11644. To the extent moneys are available therefor, the Crime Prevention Center of the Department of Justice shall prepare and disseminate informational materials on the unique dangers posed by clandestine laboratories and the controlled substances they produce. The Crime Prevention Center shall increase public awareness in areas such as the health dangers created by the laboratories themselves, including how to identify and report them, and the unusual effects and dangers of synthetic substances such as analogs of fentanyl, MPPP, phencyclidine, and methamphetamines.

11646. The Attorney General shall adopt rules and regulations for the administration and enforcement of this chapter.

11647. (a) The Crank-Up Task Force Program is hereby created within the Department of Justice as part of the Clandestine Laboratory Enforcement Program with responsibility for establishing, conducting, supporting, and coordinating crank-up task forces composed of state and local law enforcement agencies targeting the investigation, seizure, and cleanup of clandestine laboratories used to manufacture methamphetamine.

(b) The department shall coordinate all investigations undertaken by task forces operating under the Crank-Up Task Force Program with all local agencies having law enforcement responsibilities within the jurisdictions involved.

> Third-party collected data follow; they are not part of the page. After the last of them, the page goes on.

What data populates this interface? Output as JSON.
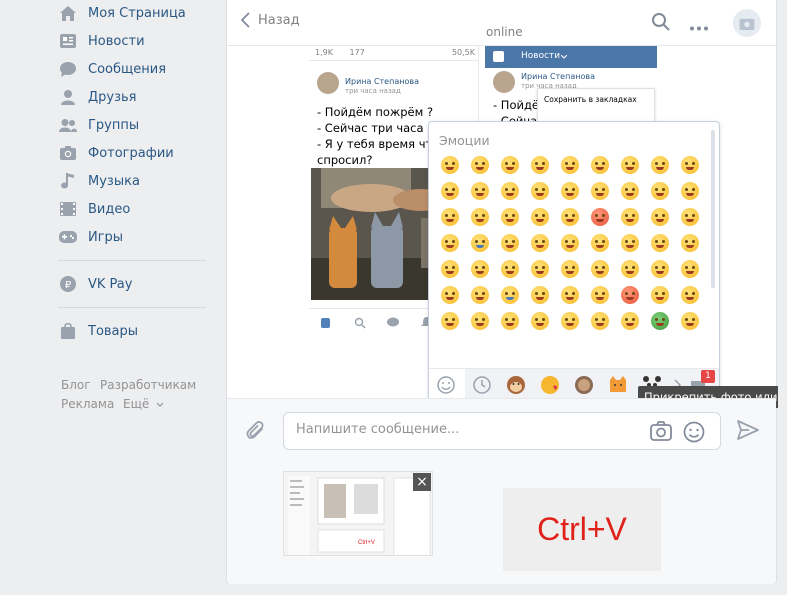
{
  "sidebar": {
    "items": [
      {
        "label": "Моя Страница",
        "icon": "home-icon"
      },
      {
        "label": "Новости",
        "icon": "news-icon"
      },
      {
        "label": "Сообщения",
        "icon": "messages-icon"
      },
      {
        "label": "Друзья",
        "icon": "friends-icon"
      },
      {
        "label": "Группы",
        "icon": "groups-icon"
      },
      {
        "label": "Фотографии",
        "icon": "camera-icon"
      },
      {
        "label": "Музыка",
        "icon": "music-note-icon"
      },
      {
        "label": "Видео",
        "icon": "video-icon"
      },
      {
        "label": "Игры",
        "icon": "gamepad-icon"
      }
    ],
    "pay": {
      "label": "VK Pay",
      "icon": "ruble-icon"
    },
    "goods": {
      "label": "Товары",
      "icon": "shopping-bag-icon"
    },
    "footer": {
      "blog": "Блог",
      "dev": "Разработчикам",
      "ads": "Реклама",
      "more": "Ещё"
    }
  },
  "header": {
    "back_label": "Назад",
    "status": "online"
  },
  "shared_image": {
    "post_stats": [
      "1,9K",
      "177",
      "50,5K"
    ],
    "author": "Ирина Степанова",
    "time": "три часа назад",
    "lines": [
      "- Пойдём пожрём ?",
      "- Сейчас три часа ночи",
      "- Я у тебя время что ли",
      "спросил?"
    ],
    "right_title": "Новости",
    "right_author": "Ирина Степанова",
    "right_time": "три часа назад",
    "right_line1": "- Пойдём",
    "right_line2": "- Сейчас",
    "menu_item": "Сохранить в закладках"
  },
  "emoji_panel": {
    "title": "Эмоции",
    "badge": "1"
  },
  "tooltip": "Прикрепить фото или видео",
  "composer": {
    "placeholder": "Напишите сообщение..."
  },
  "attachment": {
    "close": "×",
    "ctrl_label": "Ctrl+V"
  }
}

The department also shall solicit participation by appropriate federal agencies with task force investigations whenever possible.

The department's Bureau of Narcotic Enforcement, Bureau of Forensic Services, and Bureau of Investigations shall provide staffing and logistical support for the crank-up task forces, supplying special agents, criminal intelligence analysts, forensic experts, financial auditors, equipment, and funding to the task forces as needed.

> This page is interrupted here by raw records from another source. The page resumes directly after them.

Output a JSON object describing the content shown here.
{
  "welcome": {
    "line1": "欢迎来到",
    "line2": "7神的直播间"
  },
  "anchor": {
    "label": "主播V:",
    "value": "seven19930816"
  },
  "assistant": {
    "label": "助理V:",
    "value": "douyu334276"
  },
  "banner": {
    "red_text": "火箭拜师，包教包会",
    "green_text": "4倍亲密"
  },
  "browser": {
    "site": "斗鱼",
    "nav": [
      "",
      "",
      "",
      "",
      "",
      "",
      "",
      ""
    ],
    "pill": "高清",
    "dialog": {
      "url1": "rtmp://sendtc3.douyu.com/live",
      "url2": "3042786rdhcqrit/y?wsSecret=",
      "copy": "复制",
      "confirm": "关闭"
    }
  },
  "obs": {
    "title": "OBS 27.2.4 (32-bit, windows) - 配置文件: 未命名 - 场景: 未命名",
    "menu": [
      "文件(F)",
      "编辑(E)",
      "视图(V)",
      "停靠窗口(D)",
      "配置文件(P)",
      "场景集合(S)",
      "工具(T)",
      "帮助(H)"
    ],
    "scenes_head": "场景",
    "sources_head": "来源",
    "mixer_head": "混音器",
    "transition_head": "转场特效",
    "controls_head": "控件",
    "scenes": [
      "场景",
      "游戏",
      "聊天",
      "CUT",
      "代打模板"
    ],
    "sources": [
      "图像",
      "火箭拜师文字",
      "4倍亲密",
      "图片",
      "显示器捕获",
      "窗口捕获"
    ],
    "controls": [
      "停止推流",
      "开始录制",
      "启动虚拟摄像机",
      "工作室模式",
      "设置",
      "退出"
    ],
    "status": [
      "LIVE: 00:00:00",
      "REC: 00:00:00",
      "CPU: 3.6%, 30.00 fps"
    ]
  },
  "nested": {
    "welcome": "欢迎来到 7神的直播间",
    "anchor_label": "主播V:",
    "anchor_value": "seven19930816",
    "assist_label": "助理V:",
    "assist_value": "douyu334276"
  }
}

(c) Local law enforcement agencies participating in the Crank-Up Task Force Program shall be reimbursed by the department for personnel overtime costs and equipment or supplies required for task force activities.

**

CALIFORNIA HEALTH CODE - SECTION 11650-11651- CHAPTER 13. MISCELLANEOUS

11650. (a) Prosecution for any violation of law occurring prior to the effective date of this division is not affected or abated by this division. If the offense being prosecuted is similar to one set out in Chapter 6 (commencing with Section 11350) of this division, then the penalties under Chapter 6 (commencing with Section 11350) apply if they are less than those under prior law.

(b) Civil seizures or forfeitures and injunctive proceedings commenced prior to effective date of this division are not affected by this division.

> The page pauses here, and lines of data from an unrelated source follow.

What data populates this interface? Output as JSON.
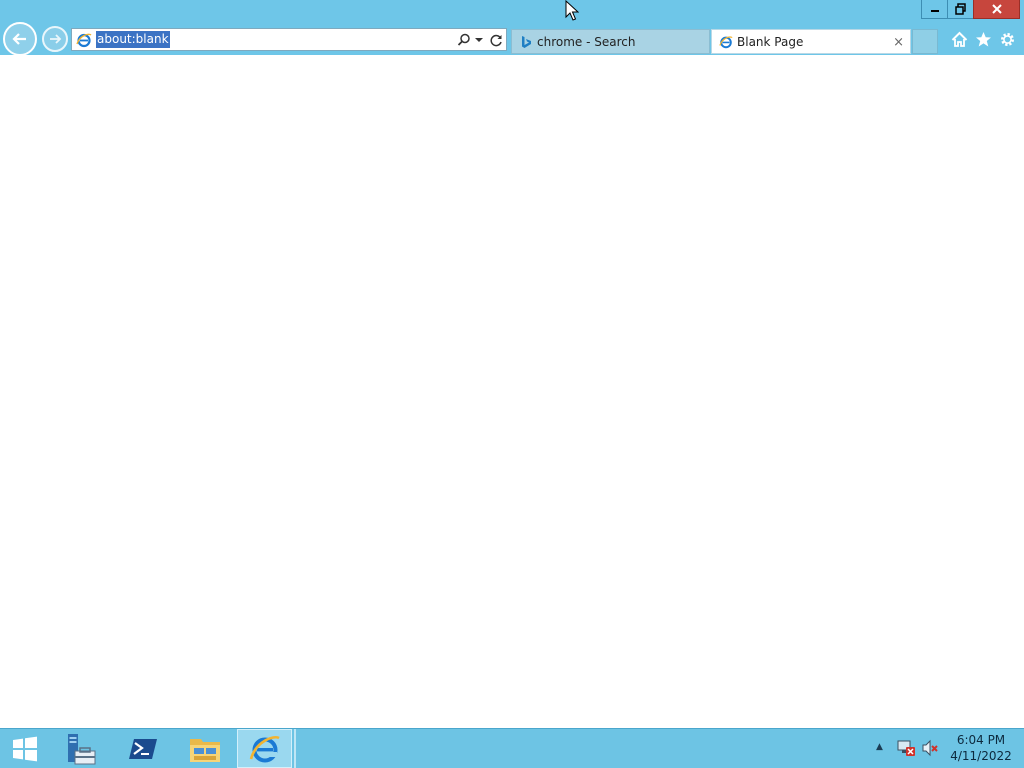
{
  "window": {
    "minimize_icon": "minimize-icon",
    "maximize_icon": "restore-icon",
    "close_icon": "close-icon"
  },
  "navigation": {
    "back_icon": "back-arrow-icon",
    "forward_icon": "forward-arrow-icon"
  },
  "address_bar": {
    "value": "about:blank",
    "site_icon": "ie-icon",
    "search_icon": "search-icon",
    "dropdown_icon": "chevron-down-icon",
    "refresh_icon": "refresh-icon"
  },
  "tabs": [
    {
      "label": "chrome - Search",
      "icon": "bing-icon",
      "active": false
    },
    {
      "label": "Blank Page",
      "icon": "ie-icon",
      "active": true,
      "close": "×"
    }
  ],
  "toolbar": {
    "home_icon": "home-icon",
    "favorites_icon": "star-icon",
    "tools_icon": "gear-icon"
  },
  "taskbar": {
    "start_icon": "windows-start-icon",
    "pinned": [
      "server-manager-icon",
      "powershell-icon",
      "file-explorer-icon",
      "internet-explorer-icon"
    ],
    "tray": {
      "show_hidden": "▲",
      "network_icon": "network-error-icon",
      "volume_icon": "volume-muted-icon"
    },
    "clock": {
      "time": "6:04 PM",
      "date": "4/11/2022"
    }
  },
  "colors": {
    "chrome": "#6ec6e8",
    "taskbar": "#6dc4e4",
    "selection": "#3b73c4",
    "close_red": "#c7463d"
  }
}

(c) All administrative proceedings pending under prior laws which are superseded by this division shall be continued and brought to a final determination in accord with the laws and rules in effect prior to the effective date of this division. Any substance controlled under prior law which is not listed within Schedules I through V, is automatically controlled without further proceedings and shall be listed in the appropriate schedule.

(d) This division applies to violations of law, seizures and forfeiture, injunctive proceedings, administrative proceedings and investigations which occur on or after the effective date of this division.

11651. Any orders and regulations promulgated pursuant to any law affected by this division and in effect on the effective date of this division, not in conflict with it continue in effect until modified, superseded, or repealed.